Op 31 maart maakte de Transitie Autoriteit Jeugd, weliswaar in buitengewoon ambtelijke taal, duidelijk dat de decentralisatie van de jeugdhulp dreigt vast te lopen. Er is een gigantische administratieve rompslomp ontstaan als gevolg van alle eigen regels en nieuwe bemoeienissen die gemeenten hebben bedacht; er bestaan enorme betalingsachterstanden aan jeugdbeschermingsinstellingen en aan vrijgevestigden; als gevolg hiervan voorziet een derde van deze instellingen dit jaar problemen met de uitbetaling van loon en overige kosten; vele vrijgevestigden stoppen met jeugdzorg omdat ze het financieel niet langer kunnen bolwerken en gek worden van de enorme administratieve last die alle gemeentelijke bemoeienis met zich mee brengt. Wie oplette zag het al heel lang aankomen. Staatssecretaris Van Rijn wuifde echter keer op keer geroutineerd alle bezwaren weg en de Tweede Kamer liet hem daarmee wegkomen.

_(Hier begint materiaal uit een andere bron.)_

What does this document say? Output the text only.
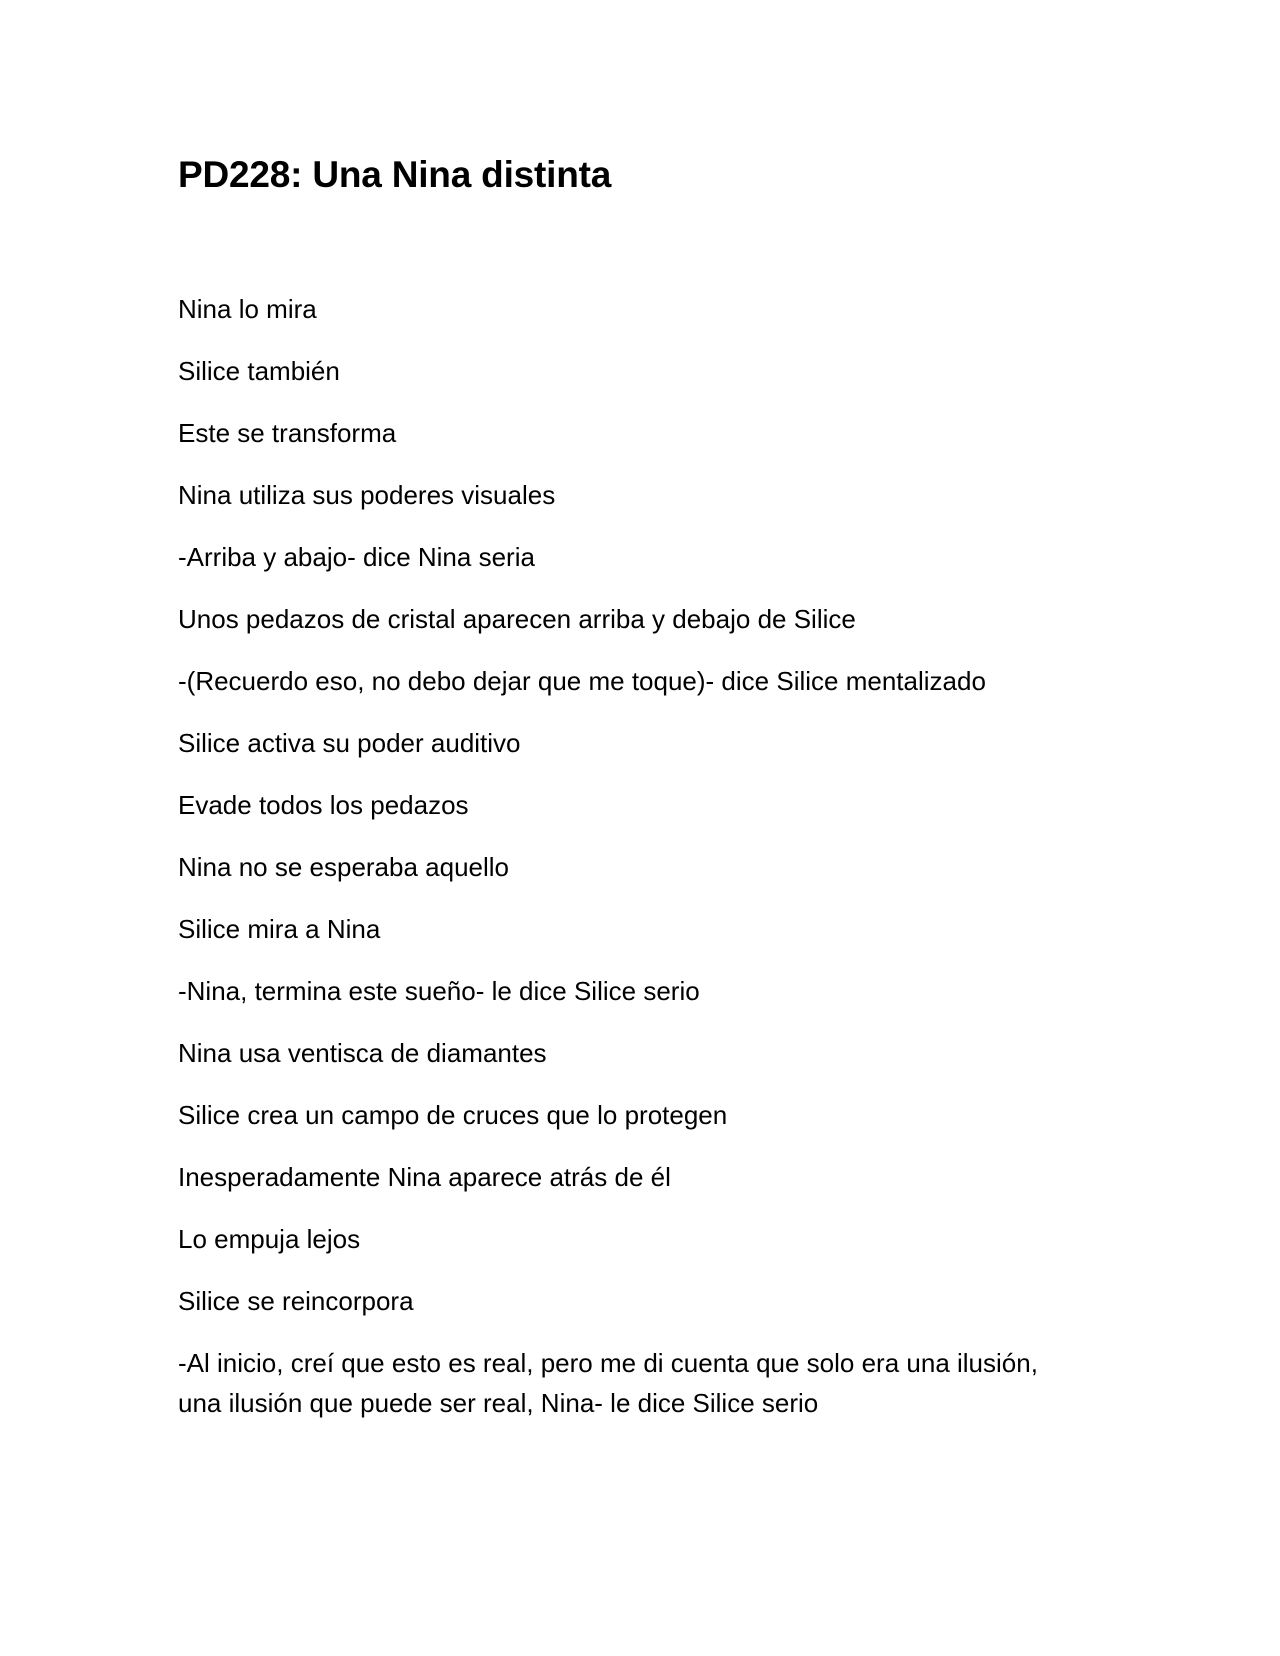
PD228: Una Nina distinta

Nina lo mira

Silice también

Este se transforma

Nina utiliza sus poderes visuales

-Arriba y abajo- dice Nina seria

Unos pedazos de cristal aparecen arriba y debajo de Silice

-(Recuerdo eso, no debo dejar que me toque)- dice Silice mentalizado

Silice activa su poder auditivo

Evade todos los pedazos

Nina no se esperaba aquello

Silice mira a Nina

-Nina, termina este sueño- le dice Silice serio

Nina usa ventisca de diamantes

Silice crea un campo de cruces que lo protegen

Inesperadamente Nina aparece atrás de él

Lo empuja lejos

Silice se reincorpora

-Al inicio, creí que esto es real, pero me di cuenta que solo era una ilusión, una ilusión que puede ser real, Nina- le dice Silice serio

Begin april berichtte adviesbureau Andersson Elffers Felix dat gemeenten in de jeugdzorg grote tekorten verwachten, maar daarnaast ook in de zorg voor thuiswonende ouderen en in de werkbemiddeling voor arbeidsgehandicapten. Het rijk had de bezuinigingen op het sociale domein al ingeboekt voordat geldbesparende hervormingen in de zorg konden plaatsvinden. Bovendien laat onderzoek keer op keer zien dat hervormingen in de beginjaren geen geld opleveren maar juist meer kosten. Bekend voorbeeld hierbij is Denemarken. Instellingen en gemeenten worstelen sinds de invoering van de transitie met de wil om er iets van te maken en de grenzen die het Rijk daarbij vanaf de start heeft opgelegd. Soms werd gewezen op de ervaringen in Denemarken maar er werd niets van geleerd.
In dezelfde periode sloeg de Kindertelefoon alarm, omdat eigenlijk vanaf 2015 maar in elk geval vanaf 2018 elke gemeente afzonderlijk een bijdrage aan deze anonieme, bovenregionale voorziening zou moeten gaan leveren. De Kindertelefoon voorzag op grond van de gesprekken in de afgelopen jaren dat ze er met talloze gemeenten niet uit zou komen. Bijna 80% van de gemeenten wilde bovendien een landelijke regeling en in dat licht besloot Van Rijn de financiering dan toch maar landelijk te regelen. Recentralisatie!
En op dit moment melden de kinder- en jeugdpsychiaters zich bij de staatssecretaris. Het water staat hen en vooral hun jonge patienten aan de lippen. Afdelingen voor kinder- en jeugdpsychiatrie van GGZ-instellingen moeten sluiten of het aantal bedden sterk reduceren, kinderen met zeer ernstige psychische problemen en stoornissen die eigenlijk direct zouden moeten worden geholpen, belanden maandenlang op wachtlijsten, zelfs crisisopvang voor de echt acute gevallen werkt inmiddels met wachtlijsten. (verwijzing naar NRC van woe. 7 juni) De kinder- en jeugdpsychiaters en vele anderen, die werken in de jeugd-GGZ of daar als client of ouder of anderzins bij betrokken zijn, hebben zich al ver voor de decentralisatie met goede argumenten verzet tegen het losmaken van de jeugd-GGZ van de GGZ voor 18 jaar en ouder en het feit dat hun professionele bemoeienis sinds 2015 onder de verantwoordelijkheid van de gemeente, dat wil zeggen de verantwoordelijkheid van 388 Nederlandse gemeenten, valt.
Vandaag debatteert de Kamer over de zich opstapelende zorgen om de jeugdzorg met de staatssecretaris. De wens van de kinder- en jeugdpsychiaters is duidelijk: terug naar de situatie van voor 2015, toen de jeugd-GGZ onder de zorgverzekeraar viel. Recentraliseren naar het voorbeeld van de Kindertelefoon!
Om te redden wat er nog te redden valt.